Destaques das exportações de junho
Dados do Cepea (Centro de Estudos Avançados em Economia Aplicada) indicam que o Brasil exportou 2,59 mil toneladas de ovos em junho, um crescimento de 19% em comparação a maio. No entanto, o volume ainda é 60% inferior ao registrado em junho do ano passado, demonstrando uma recuperação gradual.
Demanda do Chile
O Chile tem sido o principal destino das exportações brasileiras de ovos por cinco meses consecutivos. Em junho, o país adquiriu 1,87 mil toneladas, o que representa um aumento de 41% em relação ao mês anterior e corresponde a 72% do total exportado pelo Brasil no mesmo período.
Impacto da gripe aviária
A crescente demanda chilena pode ser explicada pelo primeiro caso de gripe aviária registrado no país em abril, que afetou a produção local. Desde então, o Chile intensificou suas importações de ovos brasileiros para compensar as perdas na produção interna.

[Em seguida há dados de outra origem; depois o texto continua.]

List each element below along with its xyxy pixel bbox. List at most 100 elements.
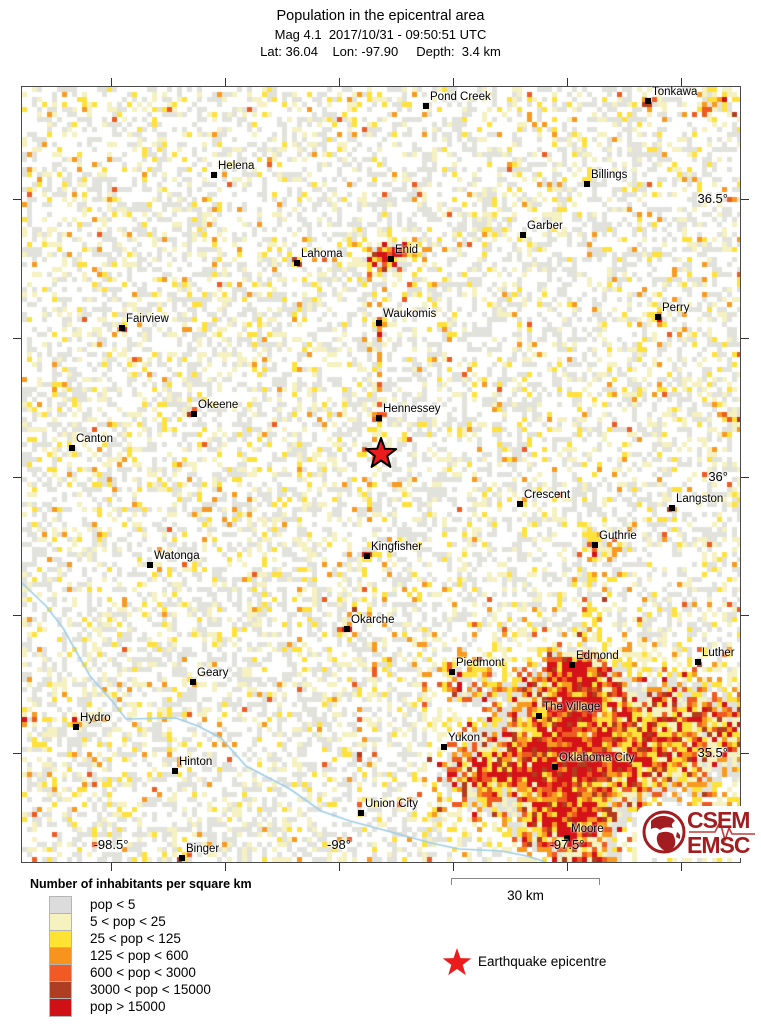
legend-title: Number of inhabitants per square km [30, 877, 252, 891]
town-marker [179, 855, 185, 861]
axis-tick [567, 78, 568, 86]
town-label: Geary [197, 667, 229, 679]
legend-label: 5 < pop < 25 [90, 914, 166, 929]
csem-emsc-logo: CSEM EMSC [637, 806, 759, 858]
town-label: Canton [76, 433, 114, 445]
legend-label: 125 < pop < 600 [90, 948, 189, 963]
page-title: Population in the epicentral area [276, 8, 485, 24]
town-marker [358, 810, 364, 816]
town-label: Tonkawa [652, 86, 698, 98]
axis-tick [13, 753, 21, 754]
town-marker [376, 415, 382, 421]
town-label: Union City [365, 798, 419, 810]
town-label: Billings [591, 169, 628, 181]
town-marker [147, 562, 153, 568]
town-marker [376, 320, 382, 326]
town-label: Langston [676, 493, 724, 505]
axis-tick [741, 753, 749, 754]
town-label: Hydro [80, 712, 111, 724]
town-marker [564, 835, 570, 841]
legend-label: pop < 5 [90, 897, 136, 912]
legend-label: 25 < pop < 125 [90, 931, 181, 946]
latitude-label: 36° [708, 469, 728, 484]
town-marker [73, 724, 79, 730]
axis-tick [13, 338, 21, 339]
town-label: Helena [218, 160, 255, 172]
scale-bar [451, 878, 600, 888]
axis-tick [13, 477, 21, 478]
axis-tick [681, 863, 682, 871]
town-label: Okarche [351, 614, 395, 626]
axis-tick [741, 477, 749, 478]
town-marker [645, 98, 651, 104]
axis-tick [567, 863, 568, 871]
axis-tick [339, 78, 340, 86]
latitude-label: 35.5° [697, 745, 728, 760]
town-marker [517, 501, 523, 507]
town-marker [344, 626, 350, 632]
epicenter-star-icon [364, 437, 398, 468]
legend-label: 3000 < pop < 15000 [90, 982, 211, 997]
town-marker [655, 314, 661, 320]
town-label: Yukon [448, 732, 480, 744]
axis-tick [225, 863, 226, 871]
latitude-label: 36.5° [697, 191, 728, 206]
town-label: Piedmont [456, 657, 505, 669]
axis-tick [13, 199, 21, 200]
town-label: Okeene [198, 399, 239, 411]
legend-label: pop > 15000 [90, 999, 166, 1014]
longitude-label: -98.5° [93, 837, 129, 852]
town-label: Fairview [126, 313, 169, 325]
legend-label: 600 < pop < 3000 [90, 965, 196, 980]
axis-tick [741, 615, 749, 616]
town-label: The Village [543, 701, 601, 713]
epicenter-legend-label: Earthquake epicentre [478, 954, 607, 969]
town-marker [536, 713, 542, 719]
town-marker [695, 659, 701, 665]
town-label: Waukomis [383, 308, 437, 320]
town-marker [584, 181, 590, 187]
town-label: Perry [662, 302, 690, 314]
scale-bar-label: 30 km [507, 888, 544, 903]
emsc-globe-icon [642, 810, 755, 854]
town-label: Binger [186, 843, 220, 855]
town-label: Guthrie [599, 530, 637, 542]
town-marker [669, 505, 675, 511]
town-label: Kingfisher [371, 541, 423, 553]
population-map: Pond Creek Tonkawa Helena Billings Garber Eni… [13, 78, 749, 871]
town-marker [172, 768, 178, 774]
town-label: Oklahoma City [559, 752, 635, 764]
town-label: Luther [702, 647, 735, 659]
logo-text-csem: CSEM [687, 807, 750, 833]
town-marker [191, 411, 197, 417]
town-marker [211, 172, 217, 178]
event-coordinates-depth: Lat: 36.04 Lon: -97.90 Depth: 3.4 km [260, 44, 501, 59]
longitude-label: -98° [327, 837, 351, 852]
town-label: Moore [571, 823, 604, 835]
axis-tick [13, 615, 21, 616]
town-marker [119, 325, 125, 331]
town-marker [364, 553, 370, 559]
axis-tick [111, 863, 112, 871]
town-marker [569, 662, 575, 668]
axis-tick [741, 338, 749, 339]
town-marker [552, 764, 558, 770]
axis-tick [339, 863, 340, 871]
town-label: Watonga [154, 550, 200, 562]
town-label: Garber [527, 220, 563, 232]
town-label: Pond Creek [430, 91, 491, 103]
population-grid-canvas [22, 87, 740, 862]
axis-tick [453, 78, 454, 86]
town-marker [69, 445, 75, 451]
axis-tick [741, 199, 749, 200]
town-label: Hennessey [383, 403, 441, 415]
town-marker [190, 679, 196, 685]
town-marker [520, 232, 526, 238]
town-label: Edmond [576, 650, 619, 662]
town-marker [441, 744, 447, 750]
event-magnitude-time: Mag 4.1 2017/10/31 - 09:50:51 UTC [274, 27, 487, 42]
epicenter-legend-star-icon [442, 948, 472, 976]
axis-tick [111, 78, 112, 86]
axis-tick [225, 78, 226, 86]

Exportações de carne de frango
Além dos ovos, as exportações brasileiras de carne de frango também têm mostrado um desempenho robusto. Apesar de desafios no Oriente Médio, que afetaram o tráfego no Estreito de Ormuz, as vendas de carne de frango alcançaram 2,9 milhões de toneladas no primeiro semestre de 2026, um recorde para o período desde 1997.
Novos mercados
Os pesquisadores do Cepea destacam que o crescimento das exportações de ovos e frangos é resultado da diversificação dos parceiros comerciais do Brasil. As vendas para o Japão aumentaram 21,2%, enquanto as exportações para a África do Sul subiram 38,3%, ajudando a mitigar os efeitos negativos do cenário adverso no Oriente Médio.